Alex Massie Alex Massie

Cameron’s Tories and the GOP

Via Andrew, I see that Gideon Rachman writes:

Like many youngish politicians, Mr Cameron would dearly love to embrace President Barack Obama and to drink deeply from his aura – if such a thing is possible. But the Tory leader has to pretend that the US politicians he is closest too are the likes of Mitt Romney, Newt Gingrich and Sarah Palin.

This is a pretense that is increasingly painful.

[…] From guns to God to taxes to climate change, the Tories and the Republicans are really no longer on the same political planet. This problem would become far more acute if a Tory victory in Britain next month was followed by a sweeping Republican victory in the mid-term congressional elections in November. Who exactly would a Prime Minister Cameron side with when political war broke out on the other side of the Atlantic? His political allies in Congress or his political hero in the White House?
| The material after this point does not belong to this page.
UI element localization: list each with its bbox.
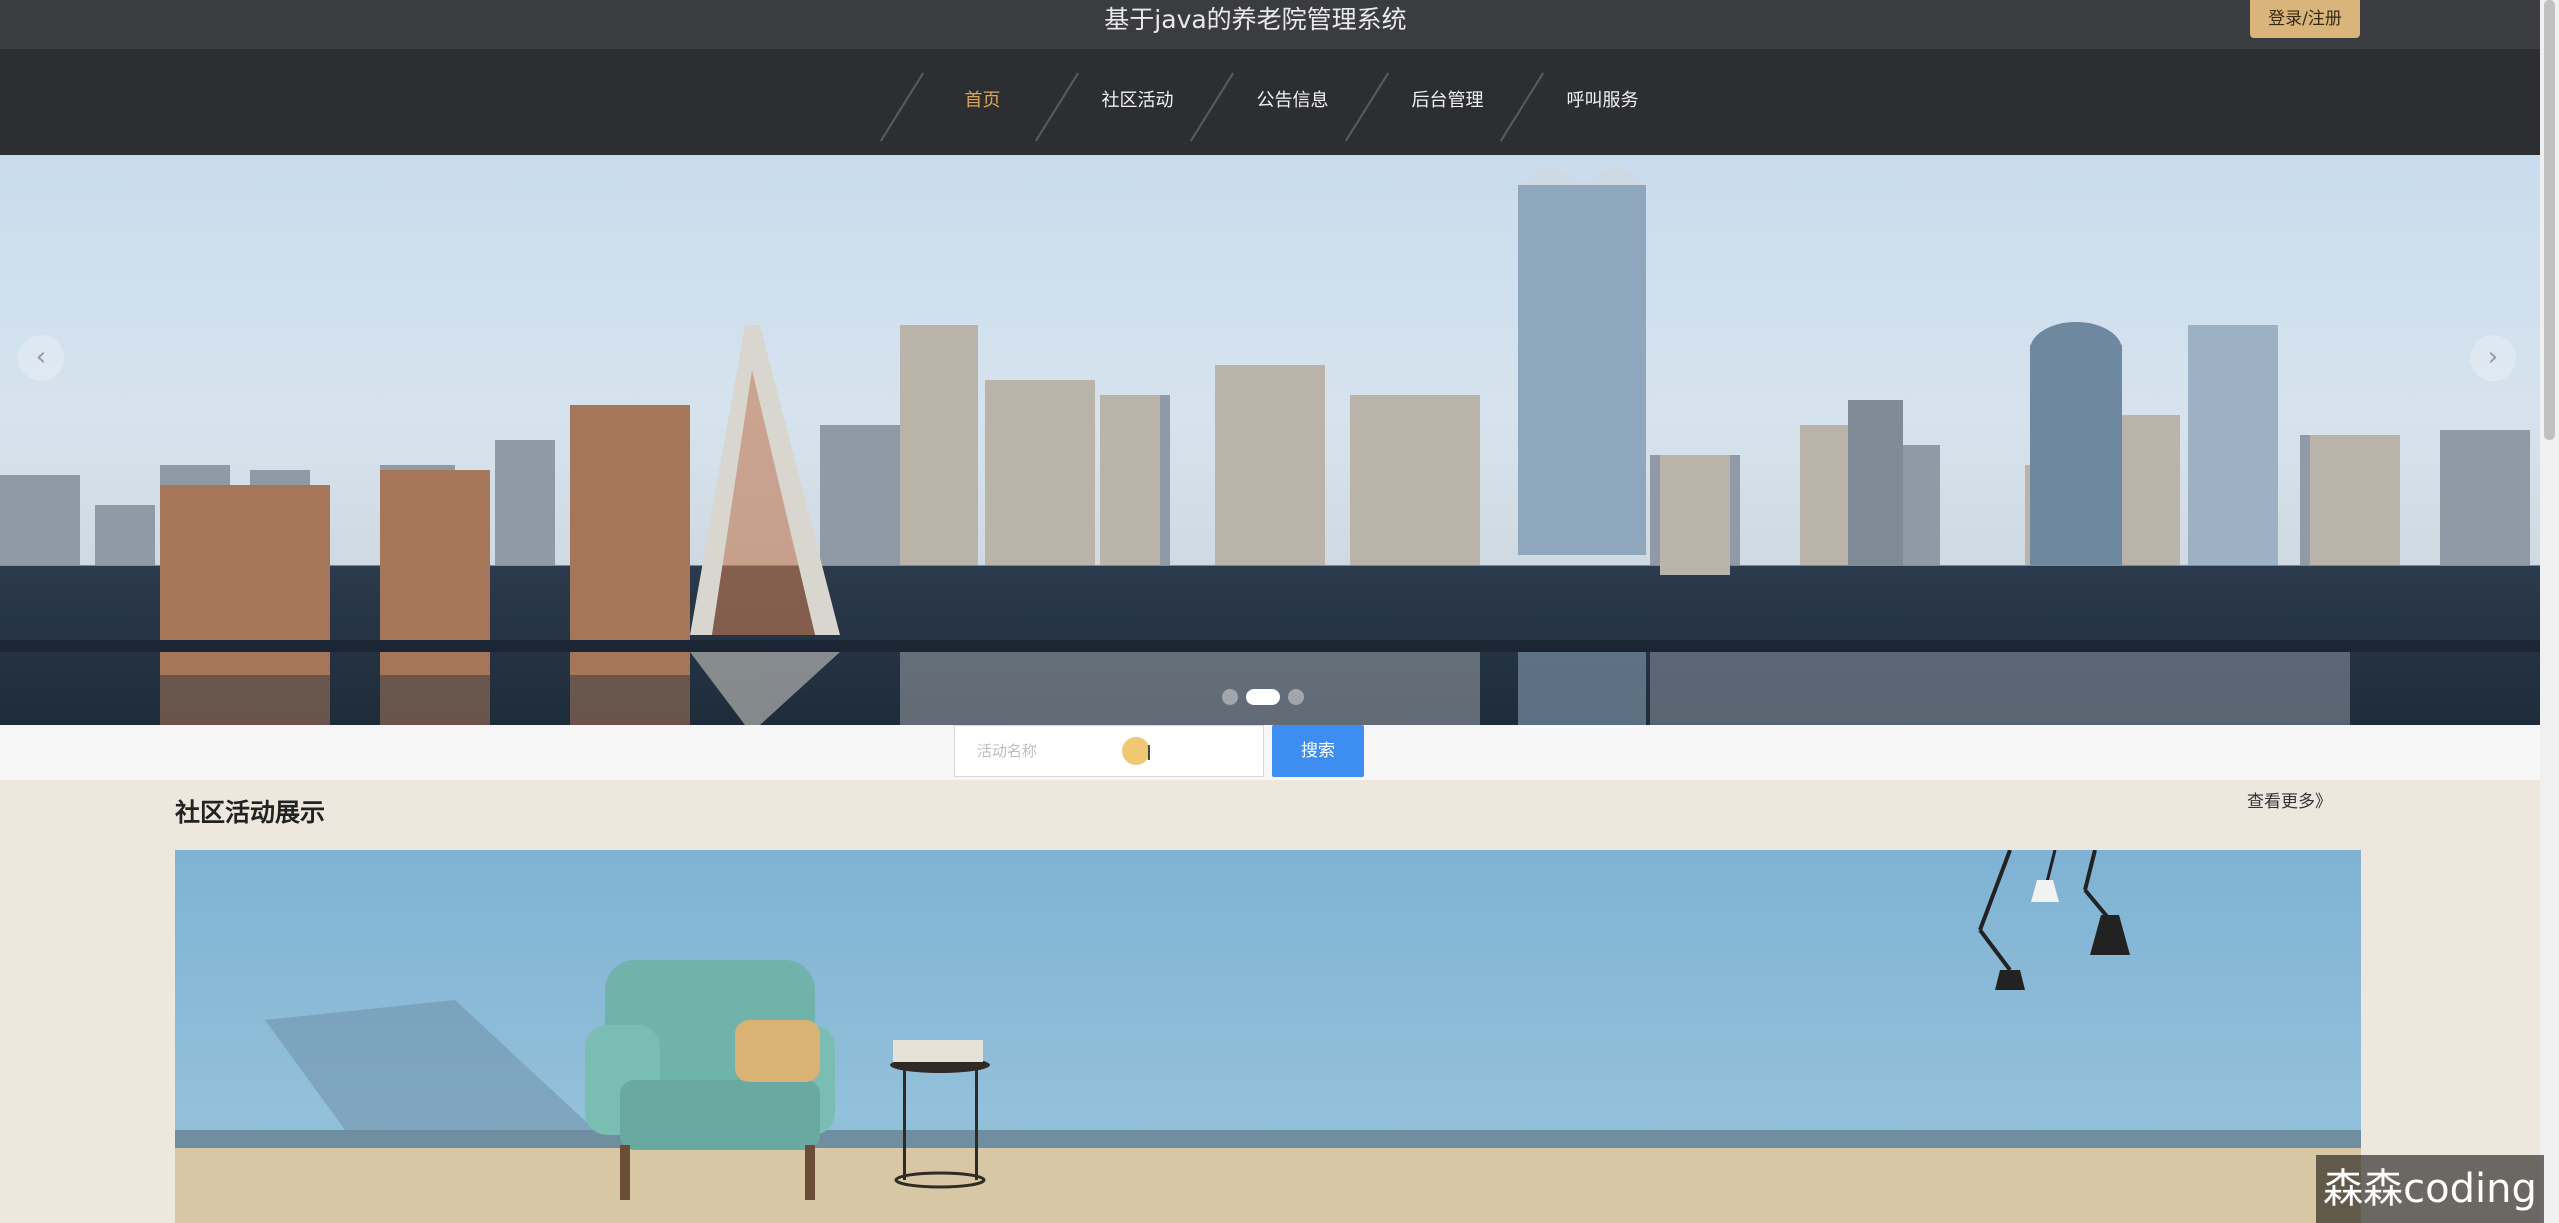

This is related to what I was writing about the other day. Now, to repeat, I think Cameron would be a conservative were he American. But a disillusioned, troubled Republican. Does he even pretend to have anything much in common with the Party of Newt and Palin? No, not really. Neither they nor Romney have been invited to speak to the Tory party conference and nor will they be. No, the Republicans Cameron invites to speak to the Tories are Schwarzenegger and John McCain. Even then it’s the 2000 vintage of McCain the Tories have in mind, not his current incarnation.

(Admittedly, there are a good number of grass-roots Tories and a good deal of the conservative commentariat that would like Dave to be more like the GOP. On the other hand, he’d quite like to win the election.)

It’s neither a surprise nor a coincidence that Anita Dunn is advising the Tories this month. Nor can one imagine that she didn’t check with the White House before taking on a gig that, I suspect, has infuriated some of the GOP consultants who might have considered this lucrative contract their territory. But it also means that Cameron, if he wins, already has a channel to the Obama White House that is based on more than just his new position as Prime Minister.

Rachman also argues that Cameron, thanks to his party’s horror of europe, will be cut-off from mainstream european conservatism too. Perhaps and if anything is likely to cripple a Cameronian ministry europe must be considered the most likely subject. Still, if the Tories are isolated then, hell, that’s a grand old Tory view ain’t it: Continent Cut Off, America Too.

For that matter the question of Cameron having to choose between the White House and Republicans in Congress is, as they say, a no-brainer. He chooses, in as much as he has such a luxury, the White House.